For a more in-depth overview of how Artera validates its models in the field, Gerrard et al [4] published the analytical validation protocol used to validate the repeatability and reproducibility of two of our models in the field. Given that Artera has been among the first companies to commercialize an AI test in the pathology field, there was effectively no previous published work on the subject and [4] represents the first attempt to share the specifics about how such AI pathology tests can be safely validated in the field.
Conclusions
The progress that our field has made towards pathology foundation models has been incredibly exciting and represented a concrete step forward towards deployed models that assist or solve real clinical problems. However, much of this progress has been made in a manner that is not sensitive to how these models are actually deployed and used in the field, which will largely limit their clinical utility. To avoid this, practitioners in both academia and industry need to start by:
- Identifying the real use cases where they hope to have a clinical impact
- Articulated a set of quantitative and comprehensive evaluation routines that ensure that the models are being used in a safe and efficacious manner
- Work backwards to then train models that perform well on the aforementioned evaluation.

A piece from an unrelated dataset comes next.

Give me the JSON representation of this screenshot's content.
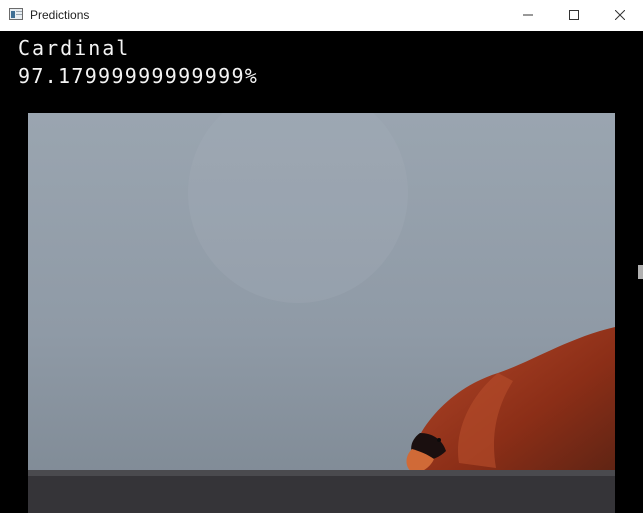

Artera’s published Analytical Validation routine [4] is still a subset of all of the validation that Artera does to ensure safety and efficacy in the field and a concerted effort by foundation model developers to take into account real-world variation will ensure that open-sourced models are as ready as possible for realizing clinical impact.
References
[1] Chen, Richard J., et al. “Towards a general-purpose foundation model for computational pathology.” Nature Medicine 30.3 (2024): 850–862.
[2] Oquab, Maxime, et al. “Dinov2: Learning robust visual features without supervision.” arXiv preprint arXiv:2304.07193 (2023).
[3] Xu, Hanwen, et al. “A whole-slide foundation model for digital pathology from real-world data.” Nature (2024): 1–8.
[4] Gerrard, Paul, et al. “Analytical Validation of a Clinical Grade Prognostic and Classification Artificial Intelligence Laboratory Test for Men with Prostate Cancer.” AI in Precision Oncology 1.2 (2024): 119–126.